Je me suis débattue intérieurement au départ. Non, je n’allais pas être « consolée » en lisant L’Inconsolée. Et puis une certitude a jailli : une « amie me voulait du bien » à travers le cadeau de ce livre. Devant moi, les pages se sont ouvertes sur l’anaphore : Claude est mort. Nous, veuves, nous répétons dès les premiers jours ce même mantra avec au cœur le prénom de celui qui était l’autre partie de nous-même. Puis, avec beaucoup d’humilité, Christine Pedotti nous confie qu’elle ne sait rien de la mort. Seulement ses effets. Et c’est là que, pas à pas, nous avons envie de lui offrir notre main pour que le voyage soit moins rude… pour nous-même.
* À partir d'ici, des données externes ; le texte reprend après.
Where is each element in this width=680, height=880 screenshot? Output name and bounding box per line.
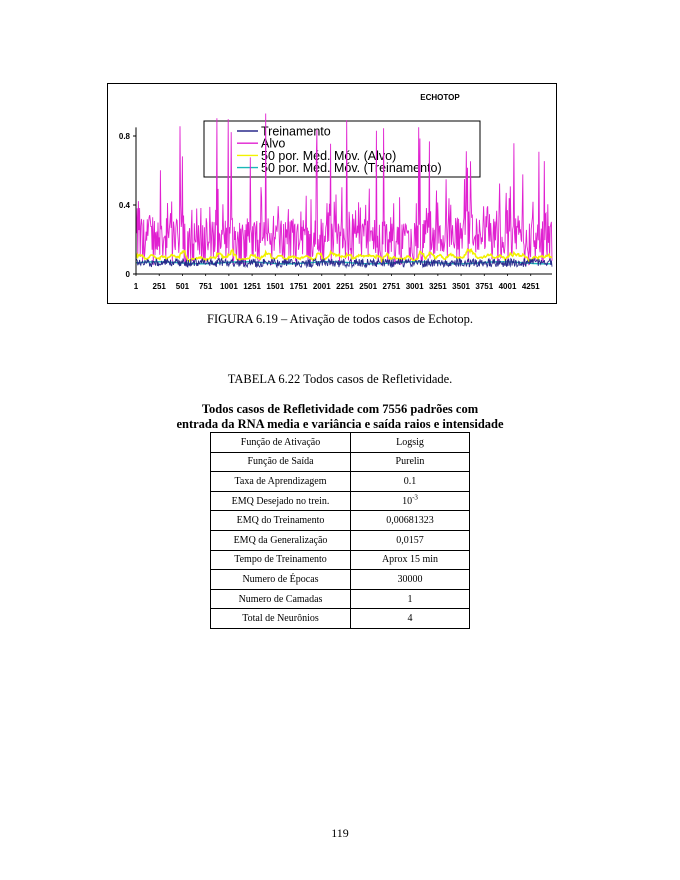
param-value-cell	[351, 452, 470, 472]
x-tick-label: 1	[133, 282, 139, 291]
param-value: 30000	[397, 573, 423, 585]
chart-legend	[204, 121, 480, 177]
param-name-cell: Taxa de Aprendizagem	[211, 472, 351, 492]
param-value: 4	[407, 613, 413, 625]
param-name-cell: Total de Neurônios	[211, 609, 351, 629]
x-tick-label: 1751	[289, 282, 308, 291]
param-value: 1	[407, 593, 413, 605]
parameters-table	[210, 432, 470, 629]
table-row	[211, 550, 470, 570]
figure-caption: FIGURA 6.19 – Ativação de todos casos de Echotop.	[207, 312, 473, 326]
x-tick-label: 3001	[405, 282, 424, 291]
legend-label: 50 por. Méd. Móv. (Alvo)	[261, 148, 397, 163]
param-value-cell	[351, 589, 470, 609]
x-tick-label: 4001	[498, 282, 517, 291]
table-row	[211, 609, 470, 629]
param-value: 0,0157	[396, 534, 424, 546]
param-name-cell: EMQ do Treinamento	[211, 511, 351, 531]
x-tick-label: 3751	[475, 282, 494, 291]
param-value-exponent: -3	[412, 493, 418, 502]
x-tick-label: 3501	[452, 282, 470, 291]
param-value: 0.1	[403, 475, 417, 487]
param-value: 10	[402, 495, 413, 507]
param-name-cell: Tempo de Treinamento	[211, 550, 351, 570]
x-tick-label: 751	[198, 282, 213, 291]
param-value: Aprox 15 min	[381, 554, 439, 566]
echotop-chart	[108, 84, 558, 305]
param-value: Purelin	[395, 456, 425, 468]
param-value-cell	[351, 472, 470, 492]
table-row	[211, 433, 470, 453]
x-tick-label: 2001	[312, 282, 331, 291]
x-tick-label: 4251	[521, 282, 540, 291]
param-name-cell: EMQ Desejado no trein.	[211, 491, 351, 511]
y-tick-label: 0	[125, 270, 130, 279]
param-value-cell	[351, 491, 470, 511]
y-tick-label: 0.8	[118, 132, 130, 141]
table-row	[211, 570, 470, 590]
param-value-cell	[351, 530, 470, 550]
page-number: 119	[331, 826, 349, 840]
y-tick-label: 0.4	[118, 201, 130, 210]
table-title-line1: Todos casos de Refletividade com 7556 padrões com	[201, 402, 479, 416]
x-tick-label: 1251	[243, 282, 261, 291]
x-tick-label: 1001	[219, 282, 238, 291]
table-row	[211, 452, 470, 472]
x-tick-label: 1501	[266, 282, 285, 291]
table-row	[211, 511, 470, 531]
param-value-cell	[351, 550, 470, 570]
param-name-cell: Numero de Épocas	[211, 570, 351, 590]
x-tick-label: 3251	[428, 282, 447, 291]
legend-label: Alvo	[261, 136, 286, 151]
chart-frame	[107, 83, 557, 304]
table-row	[211, 491, 470, 511]
x-tick-label: 2751	[382, 282, 401, 291]
x-tick-label: 501	[175, 282, 190, 291]
param-value: 0,00681323	[386, 515, 434, 527]
legend-label: Treinamento	[261, 124, 331, 139]
x-tick-label: 2251	[336, 282, 354, 291]
param-value-cell	[351, 570, 470, 590]
x-tick-label: 2501	[359, 282, 378, 291]
table-caption: TABELA 6.22 Todos casos de Refletividade.	[227, 372, 453, 386]
param-name-cell: EMQ da Generalização	[211, 530, 351, 550]
table-title	[0, 402, 680, 432]
param-value-cell	[351, 433, 470, 453]
x-tick-label: 251	[152, 282, 166, 291]
table-row	[211, 530, 470, 550]
param-value: Logsig	[396, 436, 424, 448]
param-value-cell	[351, 511, 470, 531]
table-row	[211, 589, 470, 609]
param-name-cell: Numero de Camadas	[211, 589, 351, 609]
table-title-line2: entrada da RNA media e variância e saída raios e intensidade	[176, 417, 504, 431]
param-name-cell: Função de Saída	[211, 452, 351, 472]
table-row	[211, 472, 470, 492]
param-value-cell	[351, 609, 470, 629]
param-name-cell: Função de Ativação	[211, 433, 351, 453]
chart-title: ECHOTOP	[420, 93, 460, 102]
legend-label: 50 por. Méd. Móv. (Treinamento)	[261, 161, 442, 176]
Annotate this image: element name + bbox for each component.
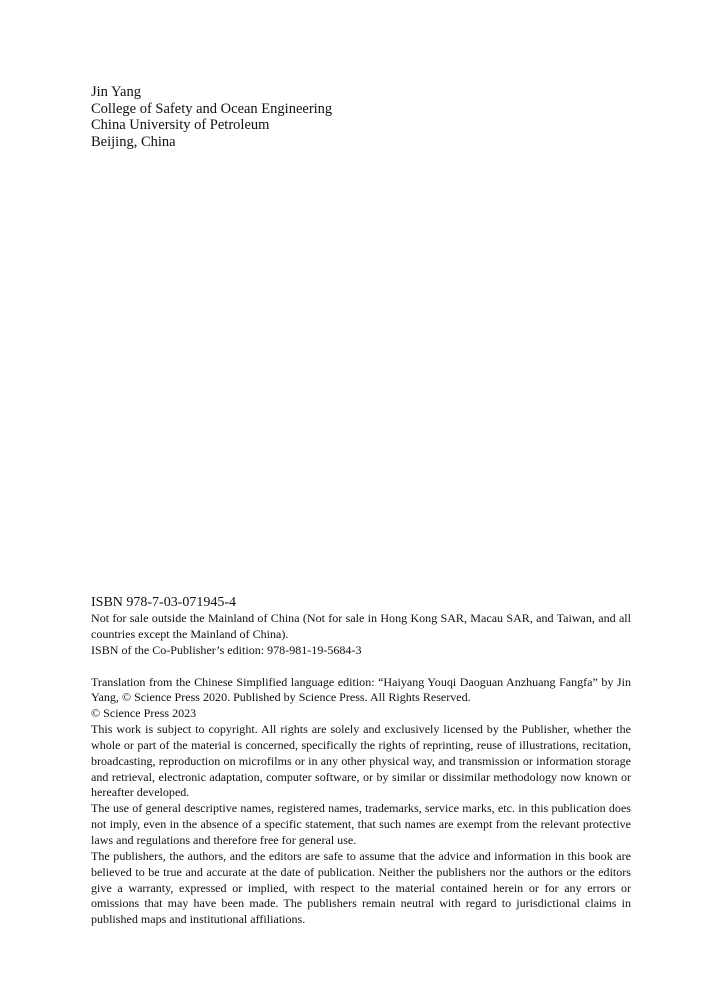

La subtilité de ce récit tient à la grande sincérité de l’auteure face à son lecteur. En effet, elle nous partage d’emblée une réalité, souvent étouffée dans le monde chrétien, que la foi ne sert de rien car la mort est irrémédiablement une séparation, une béance, un vertige. Mais la foi peut donner des structures de pensée, offrir des expériences à interpréter, des images, des narrations. Et c’est au travers d’une relecture de la Bible, au travers de textes fondateurs pour elle, qu’elle tente de renaître à une vie « nouvelle ». C’est d’abord accepter de ne pas savoir ce qui se passe dans le monde d’« en face ». Puis des images viennent, comme des vagues qu’une marée imprévue déroule. J’en retiens une, lumineuse et porteuse d’un sens universel, celle de Marie-Madeleine découvrant les deux anges dans le tombeau vide du Christ où « l’un est posté à la tête et l’autre aux pieds de la couchette de pierre sur laquelle le corps a été déposé ». Au travers de cette scène, l’auteure saisit immédiatement que ces deux anges sont le prolongement de l’image des deux chérubins posés sur l’Arche de l'Alliance, voire leur accomplissement. Puis elle évoque le double retournement de Marie-Madeleine, d’abord en sortant du tombeau puis, une seconde fois, à l’énoncé de son nom... L’auteure interprète le premier comme un mouvement physique et le suivant comme un mouvement « psychique ou spirituel », selon les convictions de chacun. Oui, le « retournement » est bien au cœur de cette traversée du désert que décrit si bien Christine Pedotti. Alors est-ce que le retournement a eu lieu pour l’auteure ?

Quelle émotion de découvrir comment, elle, inconsolable, jettera les deux alliances qui lui restent en les abandonnant à la mer ! Dans son livre, on entend le cri de la détresse, on devine les larmes et les silences puis on perçoit la paix au travers de l’ultime transformation de sa maison. Le grenier est vidé de sa substance : il est aménagé en salon, un lieu dédié à la conversation, à l’image du couple qu’elle formait avec Claude, un espace inondé de lumière, désormais ouvert à tous ceux et celles qui veulent maintenant la rejoindre.

Lire L’Inconsolée n’est pas une déclaration d’intention de se murer dans un chagrin semblable à un puits sans fond comme le titre aurait pu le laisser supposer. Avec nuances, avec tact, L’Inconsolée appelle à côtoyer cet « inconsolable en nous », ce vase brisé qui portera toujours la trace de l’accident afin d’entrevoir, comme nous le murmure l’auteure,

« que le prix de la douleur est celui d’une liberté nouvelle que je ne désirais pas mais qui est désormais la mienne ».